Why is the Bush administration defending the FACE Act?

The Freedom of Access to Clinic Entrances Act turns a local crime (interfering in any way with the operation of an abortion clinic) into a federal case. The justification for the law hinges on the modern fashionable-but-absurd notion that any thing that can be tied to something else in another state (and in which money plays any role, large or small) brings that thing under the jurisdiction of the federal government, courtesy of the Constitution's "commerce clause", should the government choose to exercise such jurisdiction.

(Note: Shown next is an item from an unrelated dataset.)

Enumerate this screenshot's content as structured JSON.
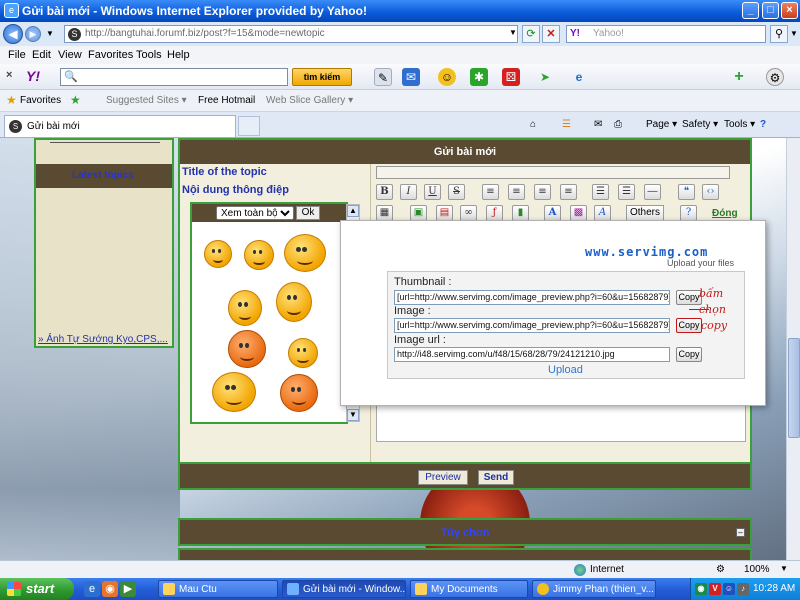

In a case before the 5th U.S. Circuit Court of Appeals, the argument is being made that a man's act of violence against a Houston abortion clinic (ramming his van into the building) may dissuade abortionists in some other state from practicing their craft, and thus this is a matter of interstate commerce, and thus the malefactor can be prosecuted in federal courts under FACE. The Bush administration has gone so far as to dispatch an Assistant U.S. Attorney General to bolster this argument.

I'm not jumping on this simply because it involves abortion -- FACE is bad law because it relies on a twisting of the Constitution that leaves nothing of significance outside of Congress' grasp.

I realize that the Bush administration has a less than ideal record on defending the Constitution, but I wish it would draw the line somewhere. This case would be a meaningful place to do so.